Богат русский язык! Сказать на женщину, коя безропотно и постоянно оказывает помощь "нянька" — язык не повернётся: она же за тобой ходит! Следит, чтобы ты не упал, и надо быть необыкновенно большой сволочью, чтобы сказать на неё "нянька!" Нет, только НЯНЕЧКИ, и не меньше! Удивительные, героические, святые нянечки польского госпиталя в чёрных и длинных платьях с широкими белыми головными уборами! Зачем вам, пани, такая красота на головах ваших!? Вы и без них прекрасны! Много позже, из зарубежных фильмов, стало понятно, что одеяние женщин в госпитале — одеяние католических монахинь. С какой задержкой иногда приходит ясность! Мог я тогда знать, женщины какого ордена вытаскивали меня с "того света"? Служители госпиталя, исполняя заповеди Господа, спасали всех страждущих, кем бы они ни были. И очень важный вопрос: кто дал команду отправить меня, а после и сестру, в госпиталь? Комендант? Если так, то на кой чёрт ему это нужно было? Если я не отправился к праотцам в первую тифозную ночь, то во вторую ночь каменный жёрнов непременно бы переехал меня. Такого "наезда" я бы не выдержал! Окочурился бы ещё один схизмат, ну, так что с того!? Чего переживать, время такое!

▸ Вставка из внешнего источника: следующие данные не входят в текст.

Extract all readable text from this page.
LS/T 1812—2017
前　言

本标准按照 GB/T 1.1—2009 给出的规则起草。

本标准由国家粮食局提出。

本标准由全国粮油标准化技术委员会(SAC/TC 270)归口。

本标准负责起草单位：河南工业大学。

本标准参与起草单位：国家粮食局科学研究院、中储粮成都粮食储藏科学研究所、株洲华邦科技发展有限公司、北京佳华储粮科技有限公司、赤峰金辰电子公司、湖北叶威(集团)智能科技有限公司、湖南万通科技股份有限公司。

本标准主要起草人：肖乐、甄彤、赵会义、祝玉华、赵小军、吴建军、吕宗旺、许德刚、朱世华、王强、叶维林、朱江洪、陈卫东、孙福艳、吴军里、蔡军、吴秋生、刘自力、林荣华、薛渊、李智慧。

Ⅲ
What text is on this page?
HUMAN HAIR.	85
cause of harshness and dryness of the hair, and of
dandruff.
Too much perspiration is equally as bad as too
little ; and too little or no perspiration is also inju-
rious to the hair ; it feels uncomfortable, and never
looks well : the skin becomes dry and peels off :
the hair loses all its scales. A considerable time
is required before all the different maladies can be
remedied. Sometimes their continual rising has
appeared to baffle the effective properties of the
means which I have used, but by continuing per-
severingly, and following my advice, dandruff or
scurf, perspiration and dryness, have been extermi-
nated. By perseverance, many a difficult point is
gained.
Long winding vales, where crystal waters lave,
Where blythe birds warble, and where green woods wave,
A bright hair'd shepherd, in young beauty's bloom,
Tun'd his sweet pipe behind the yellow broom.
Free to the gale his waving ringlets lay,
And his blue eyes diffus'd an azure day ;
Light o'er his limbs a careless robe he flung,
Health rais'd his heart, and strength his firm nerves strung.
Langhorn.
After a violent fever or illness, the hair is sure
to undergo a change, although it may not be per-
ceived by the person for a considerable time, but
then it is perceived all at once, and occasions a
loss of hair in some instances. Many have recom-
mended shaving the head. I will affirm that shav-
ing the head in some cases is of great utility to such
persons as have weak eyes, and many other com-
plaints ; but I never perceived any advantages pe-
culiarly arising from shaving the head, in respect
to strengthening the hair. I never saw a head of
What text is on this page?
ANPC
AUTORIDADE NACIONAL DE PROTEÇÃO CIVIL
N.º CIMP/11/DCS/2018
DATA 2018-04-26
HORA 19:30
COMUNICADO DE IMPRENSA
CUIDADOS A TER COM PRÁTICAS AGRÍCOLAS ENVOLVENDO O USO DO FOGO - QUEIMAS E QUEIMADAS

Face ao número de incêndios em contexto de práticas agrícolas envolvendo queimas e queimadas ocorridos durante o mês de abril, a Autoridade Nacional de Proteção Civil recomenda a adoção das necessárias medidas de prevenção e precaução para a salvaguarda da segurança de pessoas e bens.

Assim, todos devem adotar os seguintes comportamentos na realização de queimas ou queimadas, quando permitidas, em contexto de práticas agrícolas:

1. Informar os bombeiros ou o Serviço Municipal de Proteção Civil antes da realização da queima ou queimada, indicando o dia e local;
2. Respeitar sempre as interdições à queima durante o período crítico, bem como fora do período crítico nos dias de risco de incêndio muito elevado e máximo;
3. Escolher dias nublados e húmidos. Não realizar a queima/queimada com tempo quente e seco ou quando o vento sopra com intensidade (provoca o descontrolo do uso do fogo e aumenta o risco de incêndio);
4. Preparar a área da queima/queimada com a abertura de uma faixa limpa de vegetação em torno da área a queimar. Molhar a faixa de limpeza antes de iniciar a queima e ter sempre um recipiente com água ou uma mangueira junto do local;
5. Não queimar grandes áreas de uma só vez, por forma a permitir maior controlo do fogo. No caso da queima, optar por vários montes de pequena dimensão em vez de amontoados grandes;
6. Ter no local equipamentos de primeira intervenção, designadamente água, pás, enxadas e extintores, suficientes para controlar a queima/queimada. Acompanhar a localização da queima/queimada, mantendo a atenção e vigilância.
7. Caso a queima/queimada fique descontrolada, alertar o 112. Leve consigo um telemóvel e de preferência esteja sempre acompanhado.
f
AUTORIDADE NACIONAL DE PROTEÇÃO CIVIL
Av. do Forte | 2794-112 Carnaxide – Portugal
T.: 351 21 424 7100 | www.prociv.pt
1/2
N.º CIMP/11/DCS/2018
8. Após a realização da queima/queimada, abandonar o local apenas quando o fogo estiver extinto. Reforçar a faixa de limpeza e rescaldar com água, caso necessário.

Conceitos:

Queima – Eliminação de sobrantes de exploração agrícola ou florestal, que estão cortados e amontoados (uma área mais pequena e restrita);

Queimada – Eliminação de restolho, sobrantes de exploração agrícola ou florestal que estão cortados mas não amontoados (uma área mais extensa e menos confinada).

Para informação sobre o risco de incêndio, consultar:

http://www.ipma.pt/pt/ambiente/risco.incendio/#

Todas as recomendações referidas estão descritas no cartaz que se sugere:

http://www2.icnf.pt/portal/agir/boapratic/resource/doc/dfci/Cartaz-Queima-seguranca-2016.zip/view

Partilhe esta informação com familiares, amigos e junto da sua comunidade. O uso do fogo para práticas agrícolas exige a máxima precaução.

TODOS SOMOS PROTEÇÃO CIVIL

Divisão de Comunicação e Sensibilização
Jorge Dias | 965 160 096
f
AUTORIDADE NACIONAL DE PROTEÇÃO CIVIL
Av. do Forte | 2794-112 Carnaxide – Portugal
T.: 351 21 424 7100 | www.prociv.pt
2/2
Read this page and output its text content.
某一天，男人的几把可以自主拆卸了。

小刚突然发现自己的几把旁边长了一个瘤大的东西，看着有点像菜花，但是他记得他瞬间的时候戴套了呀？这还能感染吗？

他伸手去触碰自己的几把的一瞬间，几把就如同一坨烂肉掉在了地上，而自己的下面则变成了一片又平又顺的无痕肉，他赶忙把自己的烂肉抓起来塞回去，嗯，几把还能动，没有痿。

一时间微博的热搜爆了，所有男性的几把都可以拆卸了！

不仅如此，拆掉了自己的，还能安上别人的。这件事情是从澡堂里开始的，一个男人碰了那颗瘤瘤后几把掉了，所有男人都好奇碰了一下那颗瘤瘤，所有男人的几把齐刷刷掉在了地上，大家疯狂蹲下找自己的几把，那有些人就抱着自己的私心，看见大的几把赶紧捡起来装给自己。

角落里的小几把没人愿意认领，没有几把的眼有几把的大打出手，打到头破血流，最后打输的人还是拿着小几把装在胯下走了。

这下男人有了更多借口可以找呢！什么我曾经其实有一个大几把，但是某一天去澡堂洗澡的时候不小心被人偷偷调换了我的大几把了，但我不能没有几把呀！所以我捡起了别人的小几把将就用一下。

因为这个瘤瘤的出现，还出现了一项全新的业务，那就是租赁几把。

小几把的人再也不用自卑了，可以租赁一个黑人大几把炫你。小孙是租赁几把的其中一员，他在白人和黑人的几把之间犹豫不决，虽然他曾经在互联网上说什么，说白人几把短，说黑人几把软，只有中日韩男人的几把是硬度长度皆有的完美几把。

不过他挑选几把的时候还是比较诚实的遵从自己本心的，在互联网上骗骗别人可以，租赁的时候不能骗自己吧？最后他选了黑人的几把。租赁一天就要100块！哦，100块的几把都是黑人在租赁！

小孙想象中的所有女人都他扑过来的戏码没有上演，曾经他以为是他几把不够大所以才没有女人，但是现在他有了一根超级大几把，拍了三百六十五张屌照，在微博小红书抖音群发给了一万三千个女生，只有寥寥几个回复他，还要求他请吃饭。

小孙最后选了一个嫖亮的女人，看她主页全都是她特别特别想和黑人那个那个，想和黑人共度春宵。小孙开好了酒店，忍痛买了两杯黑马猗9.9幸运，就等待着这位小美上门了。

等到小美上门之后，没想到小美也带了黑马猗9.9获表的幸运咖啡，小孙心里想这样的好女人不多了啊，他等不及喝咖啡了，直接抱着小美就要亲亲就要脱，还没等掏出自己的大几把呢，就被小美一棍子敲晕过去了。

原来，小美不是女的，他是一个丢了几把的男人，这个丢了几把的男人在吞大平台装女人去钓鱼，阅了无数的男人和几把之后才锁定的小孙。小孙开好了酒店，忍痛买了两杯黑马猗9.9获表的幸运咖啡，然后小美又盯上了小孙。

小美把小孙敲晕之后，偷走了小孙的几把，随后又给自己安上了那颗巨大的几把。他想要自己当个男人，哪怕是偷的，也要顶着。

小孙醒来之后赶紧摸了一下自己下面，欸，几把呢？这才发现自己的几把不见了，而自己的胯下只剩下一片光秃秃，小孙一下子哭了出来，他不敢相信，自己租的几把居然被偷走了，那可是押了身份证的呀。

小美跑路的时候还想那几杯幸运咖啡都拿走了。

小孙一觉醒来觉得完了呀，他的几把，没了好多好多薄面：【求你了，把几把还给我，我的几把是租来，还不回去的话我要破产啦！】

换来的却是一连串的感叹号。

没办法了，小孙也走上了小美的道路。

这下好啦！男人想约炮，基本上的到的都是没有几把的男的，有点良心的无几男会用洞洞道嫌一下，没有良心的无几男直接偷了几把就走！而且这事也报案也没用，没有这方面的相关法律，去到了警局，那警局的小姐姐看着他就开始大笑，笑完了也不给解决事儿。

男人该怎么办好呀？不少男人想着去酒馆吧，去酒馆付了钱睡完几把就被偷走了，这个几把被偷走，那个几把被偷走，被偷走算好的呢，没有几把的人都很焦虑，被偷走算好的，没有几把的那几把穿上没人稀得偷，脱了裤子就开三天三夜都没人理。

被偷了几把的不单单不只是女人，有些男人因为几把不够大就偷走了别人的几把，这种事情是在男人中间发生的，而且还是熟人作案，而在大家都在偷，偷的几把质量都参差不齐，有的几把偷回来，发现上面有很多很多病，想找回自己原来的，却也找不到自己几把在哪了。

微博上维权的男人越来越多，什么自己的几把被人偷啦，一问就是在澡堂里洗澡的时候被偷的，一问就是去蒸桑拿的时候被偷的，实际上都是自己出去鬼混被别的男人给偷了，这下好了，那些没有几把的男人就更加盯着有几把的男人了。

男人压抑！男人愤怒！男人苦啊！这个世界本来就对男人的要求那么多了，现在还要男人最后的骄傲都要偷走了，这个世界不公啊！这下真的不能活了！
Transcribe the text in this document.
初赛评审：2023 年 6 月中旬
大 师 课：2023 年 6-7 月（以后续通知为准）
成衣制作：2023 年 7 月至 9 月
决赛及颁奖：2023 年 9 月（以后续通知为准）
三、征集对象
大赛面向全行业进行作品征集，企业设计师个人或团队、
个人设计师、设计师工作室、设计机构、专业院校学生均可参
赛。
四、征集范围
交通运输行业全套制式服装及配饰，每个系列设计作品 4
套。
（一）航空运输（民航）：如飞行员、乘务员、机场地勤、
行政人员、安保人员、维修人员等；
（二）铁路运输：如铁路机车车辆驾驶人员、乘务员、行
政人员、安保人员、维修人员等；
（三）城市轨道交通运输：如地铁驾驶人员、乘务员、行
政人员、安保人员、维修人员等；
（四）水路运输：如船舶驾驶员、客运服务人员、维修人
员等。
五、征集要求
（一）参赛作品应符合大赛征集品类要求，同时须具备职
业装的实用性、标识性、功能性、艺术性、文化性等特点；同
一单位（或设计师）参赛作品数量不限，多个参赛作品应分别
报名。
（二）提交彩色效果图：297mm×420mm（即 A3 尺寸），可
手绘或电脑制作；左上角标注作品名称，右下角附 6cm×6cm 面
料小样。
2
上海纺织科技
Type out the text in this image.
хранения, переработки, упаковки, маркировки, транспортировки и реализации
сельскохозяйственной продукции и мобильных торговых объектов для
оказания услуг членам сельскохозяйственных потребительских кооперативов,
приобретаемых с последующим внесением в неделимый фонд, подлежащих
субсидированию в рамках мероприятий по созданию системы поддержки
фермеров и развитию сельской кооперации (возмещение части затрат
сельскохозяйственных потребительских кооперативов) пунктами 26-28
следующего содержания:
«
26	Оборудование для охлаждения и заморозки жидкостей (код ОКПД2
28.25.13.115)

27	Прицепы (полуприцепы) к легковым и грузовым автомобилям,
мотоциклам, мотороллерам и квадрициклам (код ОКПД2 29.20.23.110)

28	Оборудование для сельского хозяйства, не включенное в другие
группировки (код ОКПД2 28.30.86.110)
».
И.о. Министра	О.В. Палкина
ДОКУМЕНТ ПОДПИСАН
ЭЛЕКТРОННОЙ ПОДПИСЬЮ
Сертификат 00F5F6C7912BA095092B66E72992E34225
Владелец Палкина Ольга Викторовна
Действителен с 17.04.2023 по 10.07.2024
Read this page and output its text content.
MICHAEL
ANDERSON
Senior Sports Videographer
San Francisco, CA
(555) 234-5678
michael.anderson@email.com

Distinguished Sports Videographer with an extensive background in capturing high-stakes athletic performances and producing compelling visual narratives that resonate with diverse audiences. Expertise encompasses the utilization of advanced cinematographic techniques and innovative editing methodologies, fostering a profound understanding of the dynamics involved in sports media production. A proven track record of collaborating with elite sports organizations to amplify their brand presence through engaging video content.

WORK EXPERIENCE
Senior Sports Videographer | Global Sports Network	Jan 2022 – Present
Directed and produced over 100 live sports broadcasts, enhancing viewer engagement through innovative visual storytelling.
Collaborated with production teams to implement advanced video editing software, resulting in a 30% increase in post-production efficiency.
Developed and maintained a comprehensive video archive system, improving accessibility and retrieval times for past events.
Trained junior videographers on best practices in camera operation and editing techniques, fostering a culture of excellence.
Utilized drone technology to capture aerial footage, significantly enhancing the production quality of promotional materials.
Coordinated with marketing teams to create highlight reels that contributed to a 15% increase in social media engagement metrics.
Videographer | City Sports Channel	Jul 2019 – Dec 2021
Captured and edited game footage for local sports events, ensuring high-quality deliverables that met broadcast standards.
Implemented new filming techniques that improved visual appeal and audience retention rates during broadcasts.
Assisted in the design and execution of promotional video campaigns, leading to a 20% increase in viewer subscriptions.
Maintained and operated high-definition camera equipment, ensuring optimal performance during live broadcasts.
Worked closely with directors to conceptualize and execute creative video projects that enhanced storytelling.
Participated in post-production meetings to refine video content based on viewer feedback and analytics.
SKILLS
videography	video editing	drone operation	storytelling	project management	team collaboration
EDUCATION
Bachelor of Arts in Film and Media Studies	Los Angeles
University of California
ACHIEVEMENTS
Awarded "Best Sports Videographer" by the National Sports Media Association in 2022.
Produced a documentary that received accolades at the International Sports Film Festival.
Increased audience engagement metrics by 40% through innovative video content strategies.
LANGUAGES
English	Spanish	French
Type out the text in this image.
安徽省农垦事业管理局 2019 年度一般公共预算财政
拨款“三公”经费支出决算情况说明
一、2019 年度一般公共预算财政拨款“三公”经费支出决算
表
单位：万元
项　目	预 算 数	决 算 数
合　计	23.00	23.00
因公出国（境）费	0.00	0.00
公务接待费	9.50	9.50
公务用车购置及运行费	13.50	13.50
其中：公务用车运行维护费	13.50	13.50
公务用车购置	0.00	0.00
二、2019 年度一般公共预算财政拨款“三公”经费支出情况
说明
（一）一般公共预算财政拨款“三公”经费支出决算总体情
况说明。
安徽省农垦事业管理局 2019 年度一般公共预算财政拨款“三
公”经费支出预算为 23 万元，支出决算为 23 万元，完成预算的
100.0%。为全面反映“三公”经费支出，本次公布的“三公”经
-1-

Знал комендант, что будет расстрелян, как "предатель польского народа"? Знал он, что я замолвлю о нём хорошее слово только через шестьдесят лет и не раньше?
И опять наваливается нерешённый вопрос: кто-то проклинает начальника лагеря, а я молюсь за его душу! Так, может, и меня следует "поставить к стенке"!?
Вся последующая советская жизнь не позволяла приехать в польский город Люблин. Отыскать госпиталь, увитый от земли до крыши плющом и поклониться до земли его служительницам и служителям. Однажды, при воспоминаниях о "тифозных" днях, как-то появилась "дополнительная", к основной теме не относящаяся, мысль: как и почему приходят служить Богу? От страха перед "тем светом", или от любви к людям?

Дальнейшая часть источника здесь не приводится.